"Même le mal se fait bien" Michel Folco. Roman. Editions Stock, 2008.
Quand le général d'Empire Charlemagne Tricotin de Racleterre (âgé de 50 ans) épouse à Turin en 1813 Giulietta Benvenuti (19 ans), il ne devine pas que l'issue de la cérémonie de mariage va lui être fatale et encore moins qu'il va donner naissance à une progéniture qui ne manquera pas de faire parler d'elle au cours des décennies suivantes.
Le mariage ayant été consommé avant la cérémonie, la toute jeune veuve du général de la Grande Armée va mettre au monde quelques mois plus tard un rejeton qui sera baptisé sous le nom de Carolus.
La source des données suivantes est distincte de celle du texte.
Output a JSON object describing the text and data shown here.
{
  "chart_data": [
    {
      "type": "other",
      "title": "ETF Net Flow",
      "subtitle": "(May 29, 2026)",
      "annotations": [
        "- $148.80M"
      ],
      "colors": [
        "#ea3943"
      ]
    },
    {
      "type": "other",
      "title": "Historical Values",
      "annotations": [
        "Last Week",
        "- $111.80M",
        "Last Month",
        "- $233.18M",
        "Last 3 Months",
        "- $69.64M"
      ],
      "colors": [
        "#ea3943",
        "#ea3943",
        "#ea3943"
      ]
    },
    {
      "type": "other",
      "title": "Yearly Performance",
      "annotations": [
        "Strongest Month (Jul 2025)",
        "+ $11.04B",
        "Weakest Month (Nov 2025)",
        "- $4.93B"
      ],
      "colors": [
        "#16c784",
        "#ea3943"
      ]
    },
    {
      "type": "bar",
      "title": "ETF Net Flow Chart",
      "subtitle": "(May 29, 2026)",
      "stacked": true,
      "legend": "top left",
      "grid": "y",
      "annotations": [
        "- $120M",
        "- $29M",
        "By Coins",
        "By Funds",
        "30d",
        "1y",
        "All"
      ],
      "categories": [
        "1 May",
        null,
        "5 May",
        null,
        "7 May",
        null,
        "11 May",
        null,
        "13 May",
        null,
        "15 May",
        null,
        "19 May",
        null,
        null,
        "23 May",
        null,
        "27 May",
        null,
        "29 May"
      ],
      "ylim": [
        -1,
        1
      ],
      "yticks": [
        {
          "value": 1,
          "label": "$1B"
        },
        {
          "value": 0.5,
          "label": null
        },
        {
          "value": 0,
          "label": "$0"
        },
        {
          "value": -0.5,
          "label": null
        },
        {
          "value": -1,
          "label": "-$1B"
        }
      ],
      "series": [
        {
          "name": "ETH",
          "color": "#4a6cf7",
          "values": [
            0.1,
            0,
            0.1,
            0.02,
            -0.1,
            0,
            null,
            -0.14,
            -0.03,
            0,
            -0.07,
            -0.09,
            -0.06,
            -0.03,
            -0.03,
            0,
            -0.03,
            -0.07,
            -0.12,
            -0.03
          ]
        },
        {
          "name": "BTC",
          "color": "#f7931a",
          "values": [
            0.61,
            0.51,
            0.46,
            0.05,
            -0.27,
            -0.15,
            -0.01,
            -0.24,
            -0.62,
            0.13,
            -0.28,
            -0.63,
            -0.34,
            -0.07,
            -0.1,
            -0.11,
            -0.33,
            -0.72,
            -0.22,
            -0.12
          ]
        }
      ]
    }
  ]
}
Celui-ci deviendra médecin dans le petit village piémontais de San Coucoumelo où son caractère irascible, sa passion pour la taxidermie (sûrement héritée de la vue de son père dont le cadavre a été embaumé et exposé dans un cercueil de verre déposé dans le mausolée des Tricotin) ainsi que son anticléricalisme notoire et sa rivalité avec le maire, ont fait de lui une figure incontournable de la micro-société San-Coucoumélienne.
De Carolus, il sera beaucoup question dans ce récit, jusqu'à sa mort déclenchée par un ulcère gastro-duodénal, mais c'est surtout sur son fils, Marcello, que repose l'essentiel de ce roman.
Instituteur du village, marié (au grand désespoir de son père) avec la fille du maire, passionné de zoologie au point d'avoir monté un élevage d'araignées dans le grenier de la maison familiale, Marcello, comme son père et son aïeul, est doté lui aussi d'un caractère particulièrement difficile.
Mais lorsque Carolus vient à mourir et que son testament est lu à la famille, Marcello apprend avec stupéfaction qu'il a un demi-frère et que celui-ci, s'il est encore vivant, réside en Autriche.
Pour qu'il puisse profiter pleinement de l'héritage, une clause testamentaire oblige Marcello à se rendre à l'étranger afin de savoir ce qu'est devenu ce mystérieux demi-frère dont il ne connaît que le prénom : Aloïs. Poussé par son beau-père qui, mû par l'appât du gain, l'encourage fortement à entreprendre ce voyage en Autriche, Marcello va enfin se résoudre, malgré de nombreuses hésitations, à faire ses bagages et à partir pour Vienne.
C'est à partir de ce moment que va commencer l'incroyable et surprenante odyssée de Marcello Tricotin à la recherche de ce demi-frère inconnu, odyssée qui lui vaudra d'être foudroyé dans une rue de Vienne, de s'écraser dans la cage d'ascenseur d'un hotel, de découvrir avec stupéfaction qu'il est le propriétaire d'un bordel, de faire naufrage et de passer de longues minutes au fond du Danube, mais aussi de rencontrer un certain docteur Freud et d'échapper aux assiduités d'un curé luciférien et sodomite. La plus étonnante de ces rencontres sera pourtant celle qu'il fera avec le jeune fils de son demi-frère Aloïs, un enfant dont le nom et le destin ne passeront pas inaperçus dans l'histoire du XXe siècle.
Son séjour en Autriche s'étant cependant avéré plus long que prévu, Marcello va s'apercevoir à son retour que beaucoup de choses ont changé à San Coucoumelo lors de son absence.
La rancœur n'étant pas le moindre de ses défauts, c'est avec une infinie patience et des trésors d'ingéniosité qu'il va mettre au point sa vengeance contre celles et ceux qui l'ont trahi, déployant pour cela des moyens considérables dans lesquels l'entomologie et la tectonique des plaques prendront une place primordiale.
Difficile de résumer, de décrire et de retranscrire l'atmosphère de ce roman baroque et étourdissant aux accents picaresques. Michel Folco nous offre ici un récit rabelaisien fourmillant de personnages truculents et grotesques, un parcours où s'enchainent à un rythme haletant des scènes toutes plus hallucinantes les unes que les autres. Un mascaret épouvantable de drôlerie qui se lit avec jubilation et n'offre aucun répit au lecteur entraîné pour son plus grand plaisir dans cette avalanche de situations burlesques qui se déchaîne de la première à la dernière page.